The Charlottesville Robbery Case was one of no great importance save to those directly concerned. It had to do with a forged note, a robbery by night, and an absconding trusted clerk of a company of British Merchants. When the case came up for trial on this October day, the Court House was well filled indeed, but rather on account of the lawyers engaged than because of the matter’s intrinsic interest. The British Merchants had retained Mr. Ludwell Cary. The side of the prisoner, mentioning that fact in a pitiful scrawl addressed to the law office of Messrs. Rand and Mocket, found to its somewhat pathetic surprise that Mr. Rand himself would take the case and oppose Mr. Cary.

The two had fought it with a determination apparent to every bystander, and now, on the last day of the trial, the counsel for the prosecution rose to sum up his case. He was listened to with attention, and his speech was effective. The theme was the individual who, after forgery and embezzlement, had taken French leave, quitting a post of trust and credit for regions where he hoped to enjoy his ill-gotten gains in peace and quietness. The regions had proved inhospitable, and a sheriff had escorted the unlucky adventurer with that which was not his own back to the spot whence he had started. His transgression was now to be traced from the moment–day or night, or sunrise or sunset; what mattered the moment?–when the thought passed through his brain, “Why should I plod on like other men?”

“’Passed through,’ did I say?–nay, it tarried; at first like a visitor who will one day take his leave, then a cherished inmate, and at last lord and master of every crevice of that petty mansion! It dwelledthere, and day by day it fed itself with remembered examples. ’There was Tom, over on the Eastern Shore, grew tired, too, of working for his employers,–and he robbed the till one night, and got off on a sloop to the Havana, and now they say he has a pirate ship of his very own!

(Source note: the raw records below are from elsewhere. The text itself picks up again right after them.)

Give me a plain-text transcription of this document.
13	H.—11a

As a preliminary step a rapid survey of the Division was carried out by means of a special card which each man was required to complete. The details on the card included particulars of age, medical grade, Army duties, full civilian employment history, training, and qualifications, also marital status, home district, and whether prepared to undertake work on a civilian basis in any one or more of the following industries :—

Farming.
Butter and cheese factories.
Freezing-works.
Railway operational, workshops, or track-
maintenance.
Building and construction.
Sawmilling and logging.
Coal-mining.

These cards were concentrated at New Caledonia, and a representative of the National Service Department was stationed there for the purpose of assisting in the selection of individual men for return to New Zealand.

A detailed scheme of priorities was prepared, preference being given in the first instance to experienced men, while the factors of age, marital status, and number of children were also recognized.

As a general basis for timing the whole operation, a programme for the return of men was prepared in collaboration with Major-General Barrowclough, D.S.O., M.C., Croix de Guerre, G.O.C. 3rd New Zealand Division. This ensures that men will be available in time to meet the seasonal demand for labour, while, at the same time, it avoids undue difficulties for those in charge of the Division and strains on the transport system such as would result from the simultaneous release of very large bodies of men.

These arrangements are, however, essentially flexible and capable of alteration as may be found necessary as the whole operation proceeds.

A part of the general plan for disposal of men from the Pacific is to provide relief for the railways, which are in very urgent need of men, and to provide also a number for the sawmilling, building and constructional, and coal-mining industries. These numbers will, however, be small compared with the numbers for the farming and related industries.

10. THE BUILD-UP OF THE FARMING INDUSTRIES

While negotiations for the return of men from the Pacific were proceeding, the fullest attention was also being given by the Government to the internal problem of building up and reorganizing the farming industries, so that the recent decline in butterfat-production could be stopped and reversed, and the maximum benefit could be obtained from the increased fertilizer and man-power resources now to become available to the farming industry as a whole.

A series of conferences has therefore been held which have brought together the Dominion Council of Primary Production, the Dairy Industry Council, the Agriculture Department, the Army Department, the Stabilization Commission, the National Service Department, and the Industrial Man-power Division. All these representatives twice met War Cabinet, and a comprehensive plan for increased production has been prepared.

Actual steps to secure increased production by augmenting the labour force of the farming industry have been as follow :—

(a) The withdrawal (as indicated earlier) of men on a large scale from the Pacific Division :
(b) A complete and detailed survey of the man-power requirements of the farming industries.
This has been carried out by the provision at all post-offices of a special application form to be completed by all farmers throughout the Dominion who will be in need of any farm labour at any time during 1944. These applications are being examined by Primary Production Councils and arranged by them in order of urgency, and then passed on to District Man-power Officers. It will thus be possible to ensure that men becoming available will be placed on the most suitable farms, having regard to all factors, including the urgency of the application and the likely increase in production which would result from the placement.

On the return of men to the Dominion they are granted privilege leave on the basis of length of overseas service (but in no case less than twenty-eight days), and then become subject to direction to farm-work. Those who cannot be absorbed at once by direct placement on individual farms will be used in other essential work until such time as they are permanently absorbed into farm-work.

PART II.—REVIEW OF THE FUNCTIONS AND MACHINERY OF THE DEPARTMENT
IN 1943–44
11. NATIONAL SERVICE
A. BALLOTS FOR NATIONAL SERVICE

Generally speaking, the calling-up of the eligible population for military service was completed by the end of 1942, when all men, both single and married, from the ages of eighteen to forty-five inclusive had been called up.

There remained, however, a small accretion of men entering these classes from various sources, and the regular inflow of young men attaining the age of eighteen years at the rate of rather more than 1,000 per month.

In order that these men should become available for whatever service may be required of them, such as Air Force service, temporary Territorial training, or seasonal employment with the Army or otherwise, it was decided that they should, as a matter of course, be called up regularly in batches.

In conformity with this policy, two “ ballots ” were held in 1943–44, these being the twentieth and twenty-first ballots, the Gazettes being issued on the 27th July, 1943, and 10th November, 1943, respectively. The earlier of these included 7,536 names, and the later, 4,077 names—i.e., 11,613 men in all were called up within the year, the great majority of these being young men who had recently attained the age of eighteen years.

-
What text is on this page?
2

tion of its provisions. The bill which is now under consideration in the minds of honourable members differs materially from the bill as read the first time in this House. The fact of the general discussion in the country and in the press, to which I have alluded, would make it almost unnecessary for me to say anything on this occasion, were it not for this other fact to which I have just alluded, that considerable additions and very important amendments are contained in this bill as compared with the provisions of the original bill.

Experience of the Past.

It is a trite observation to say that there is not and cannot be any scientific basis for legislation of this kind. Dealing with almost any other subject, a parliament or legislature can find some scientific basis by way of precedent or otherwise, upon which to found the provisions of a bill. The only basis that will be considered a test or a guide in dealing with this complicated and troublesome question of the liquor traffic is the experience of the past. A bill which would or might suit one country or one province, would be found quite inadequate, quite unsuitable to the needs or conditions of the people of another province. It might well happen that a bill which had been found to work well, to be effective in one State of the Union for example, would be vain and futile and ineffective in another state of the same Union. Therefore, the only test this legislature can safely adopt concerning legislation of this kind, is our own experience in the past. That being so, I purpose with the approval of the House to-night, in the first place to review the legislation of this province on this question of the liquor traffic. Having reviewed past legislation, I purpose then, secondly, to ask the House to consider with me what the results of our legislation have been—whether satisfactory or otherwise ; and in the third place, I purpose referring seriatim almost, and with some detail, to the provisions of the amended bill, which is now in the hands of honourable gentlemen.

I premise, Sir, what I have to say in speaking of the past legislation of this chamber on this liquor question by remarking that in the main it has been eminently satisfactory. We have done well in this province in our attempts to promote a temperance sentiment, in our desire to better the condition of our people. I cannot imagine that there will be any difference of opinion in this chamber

And Dick. Dick got tired, too, in a tan-yard in Alexandria, and when his master sent him on a mission to Washington, he took his foot in his hand and went farther. He had his expenses in his pocket, so why not? He’s prospering now in a bigger and gayer town than Alexandria! And Harry. Harry was more trusted than them all, but he, too, got tired–in a warehouse at Rocket’s–of plod, plod, plod! serve, serve, serve! So he forged a name, and took the gold that lay beneath his hand, tore up his indentures, and fled in the night-time–over the hills and far away! He’s a rich man now, somewhere near the sunset, rich and great, with clerks of his own. He had the advantage of education, had Harry! Examples! Examples thick as hops! What’s Buonaparte himself but a poor Corsican lieutenant that stole an empire? I’ll be bold, too. I’ll steal, and then I’ll steal away!’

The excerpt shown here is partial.